The shooting of disarmed German soldiers during the Dachau liberation was investigated by the Office of the Inspector General of the Seventh Army. Their report was finished on June 8, 1945 but was marked Secret. The report has since been made public and a copy of it was reproduced in Col. John H. Linden's book entitled "Surrender of the Dachau Concentration Camp 29 April 1945." Here are four paragraphs from the report which pertain to the shooting of the guards at Tower B.
11. After entry into the camp, personnel of the 42nd Division discovered the presence of guards, presumed to be SS men, in a tower to the left of the main gate of the inmate stockade. This tower was attacked by Tec 3 Henry J. Wells 39271327, Headquarters Military Intelligence Service, ETO, covered and aided by a party under Lt. Col. Walter J. Fellenz, 0-23055, 222 Infantry. No fire was delivered against them by the guards in the tower. A number of Germans were taken prisoner; after they were taken, and within a few feet of the tower, from which they were taken, they were shot and killed.
12. Considerable confusion exists in the testimony as to the particulars of this shooting; however Wells, German interrogator for the 222 Infantry, states that he had lined these Germans up in double rank, preparatory to moving them out; that he saw no threatening gesture; but that he shot into them after some other American soldiers, whose identities are unknown, started shooting them.
13. Lt. Colonel Fellenz was entering the door of the tower at the time of this shooting, took no part in it and testified that he could not have stopped it.
18. It is obvious that the Americans present when the guards were shot at the tower labored under much excitement. However Wells could speak German fluently, he knew no shots had been fired at him in his attack on the tower, he had these prisoners lined up, he saw no threatening gesture or act. It is felt that his shooting into them was entirely unwarranted; the whole incident smacks of execution similar to the other incidents described in this report.
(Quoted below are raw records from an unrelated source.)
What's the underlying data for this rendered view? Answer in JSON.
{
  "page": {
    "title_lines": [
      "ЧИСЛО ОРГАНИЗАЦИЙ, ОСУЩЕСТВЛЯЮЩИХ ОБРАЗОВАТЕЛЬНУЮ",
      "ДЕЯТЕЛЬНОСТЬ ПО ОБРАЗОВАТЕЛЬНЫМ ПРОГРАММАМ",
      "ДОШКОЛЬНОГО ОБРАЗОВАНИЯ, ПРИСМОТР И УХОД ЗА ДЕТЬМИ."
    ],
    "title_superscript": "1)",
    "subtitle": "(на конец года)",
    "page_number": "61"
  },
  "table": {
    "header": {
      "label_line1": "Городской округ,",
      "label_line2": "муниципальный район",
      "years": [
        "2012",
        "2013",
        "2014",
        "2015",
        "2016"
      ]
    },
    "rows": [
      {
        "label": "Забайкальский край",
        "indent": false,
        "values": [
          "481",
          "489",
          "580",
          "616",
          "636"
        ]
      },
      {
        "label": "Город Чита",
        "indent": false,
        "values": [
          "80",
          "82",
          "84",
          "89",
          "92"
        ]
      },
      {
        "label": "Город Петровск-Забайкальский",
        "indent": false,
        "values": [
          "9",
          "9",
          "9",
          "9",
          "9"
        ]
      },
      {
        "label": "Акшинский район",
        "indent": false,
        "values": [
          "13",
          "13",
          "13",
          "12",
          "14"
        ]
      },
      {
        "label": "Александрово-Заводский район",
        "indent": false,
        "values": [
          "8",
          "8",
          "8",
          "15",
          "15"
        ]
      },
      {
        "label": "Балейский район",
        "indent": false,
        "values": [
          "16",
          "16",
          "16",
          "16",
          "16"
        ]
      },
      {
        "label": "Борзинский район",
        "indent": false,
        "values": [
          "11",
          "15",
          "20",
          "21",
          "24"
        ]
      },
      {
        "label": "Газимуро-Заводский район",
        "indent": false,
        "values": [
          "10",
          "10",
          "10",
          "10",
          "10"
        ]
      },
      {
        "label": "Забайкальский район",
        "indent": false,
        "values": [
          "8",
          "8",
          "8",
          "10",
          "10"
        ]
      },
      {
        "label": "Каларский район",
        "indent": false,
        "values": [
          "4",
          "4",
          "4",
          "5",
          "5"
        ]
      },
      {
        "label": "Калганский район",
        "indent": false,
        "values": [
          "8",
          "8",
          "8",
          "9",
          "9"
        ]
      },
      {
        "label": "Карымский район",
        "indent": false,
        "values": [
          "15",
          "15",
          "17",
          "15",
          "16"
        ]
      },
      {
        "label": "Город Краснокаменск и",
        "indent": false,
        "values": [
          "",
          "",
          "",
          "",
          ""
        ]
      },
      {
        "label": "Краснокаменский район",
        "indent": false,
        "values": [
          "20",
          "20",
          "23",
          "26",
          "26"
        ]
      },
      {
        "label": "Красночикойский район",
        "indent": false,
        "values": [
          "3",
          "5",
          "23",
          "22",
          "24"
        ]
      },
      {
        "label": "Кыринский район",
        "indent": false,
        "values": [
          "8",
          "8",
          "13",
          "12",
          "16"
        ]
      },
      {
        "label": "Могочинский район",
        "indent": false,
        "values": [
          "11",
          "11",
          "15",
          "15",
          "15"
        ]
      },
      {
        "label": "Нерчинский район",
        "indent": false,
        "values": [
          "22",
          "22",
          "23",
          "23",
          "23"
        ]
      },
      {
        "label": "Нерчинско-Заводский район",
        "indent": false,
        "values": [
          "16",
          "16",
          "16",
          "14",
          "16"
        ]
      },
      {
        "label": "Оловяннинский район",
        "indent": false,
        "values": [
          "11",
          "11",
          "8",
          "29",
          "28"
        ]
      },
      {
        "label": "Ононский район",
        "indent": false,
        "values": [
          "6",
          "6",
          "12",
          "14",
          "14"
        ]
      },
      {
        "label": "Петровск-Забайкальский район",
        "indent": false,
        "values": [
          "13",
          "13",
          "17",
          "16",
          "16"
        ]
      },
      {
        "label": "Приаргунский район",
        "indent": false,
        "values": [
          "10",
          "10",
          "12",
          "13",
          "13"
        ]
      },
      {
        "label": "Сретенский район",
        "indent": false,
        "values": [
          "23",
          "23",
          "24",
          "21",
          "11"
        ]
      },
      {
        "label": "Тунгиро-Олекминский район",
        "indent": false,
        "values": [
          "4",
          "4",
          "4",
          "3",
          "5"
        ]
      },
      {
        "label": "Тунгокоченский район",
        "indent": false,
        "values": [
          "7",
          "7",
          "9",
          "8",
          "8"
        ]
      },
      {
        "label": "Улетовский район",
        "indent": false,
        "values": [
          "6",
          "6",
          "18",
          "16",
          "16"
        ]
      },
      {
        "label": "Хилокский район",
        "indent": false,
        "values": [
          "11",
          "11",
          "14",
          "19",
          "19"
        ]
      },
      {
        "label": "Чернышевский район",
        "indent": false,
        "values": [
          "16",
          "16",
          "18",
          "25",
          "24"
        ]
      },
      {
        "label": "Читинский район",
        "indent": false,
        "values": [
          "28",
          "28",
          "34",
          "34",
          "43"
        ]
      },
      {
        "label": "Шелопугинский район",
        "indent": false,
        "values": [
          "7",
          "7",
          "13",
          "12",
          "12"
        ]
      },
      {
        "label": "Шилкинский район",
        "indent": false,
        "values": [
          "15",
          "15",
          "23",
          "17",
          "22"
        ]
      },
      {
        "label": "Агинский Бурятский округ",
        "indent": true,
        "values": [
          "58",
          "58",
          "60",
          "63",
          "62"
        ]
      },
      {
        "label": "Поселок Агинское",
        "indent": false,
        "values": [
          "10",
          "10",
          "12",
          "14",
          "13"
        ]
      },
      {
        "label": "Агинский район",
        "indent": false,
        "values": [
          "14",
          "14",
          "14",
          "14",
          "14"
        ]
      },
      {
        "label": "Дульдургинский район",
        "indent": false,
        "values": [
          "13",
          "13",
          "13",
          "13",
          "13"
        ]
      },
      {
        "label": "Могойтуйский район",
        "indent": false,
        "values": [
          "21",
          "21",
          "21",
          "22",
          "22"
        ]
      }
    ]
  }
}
None of the American soldiers who killed the guards who surrendered at Dachau were ever put on trial for violating the Geneva Convention. The guards and staff members who survived the massacre at the liberation of Dachau were put on trial by an American Military Tribunal conducted at Dachau and all were convicted of participating in a common design to violate the Laws and Usages of War under the Geneva Convention of 1929.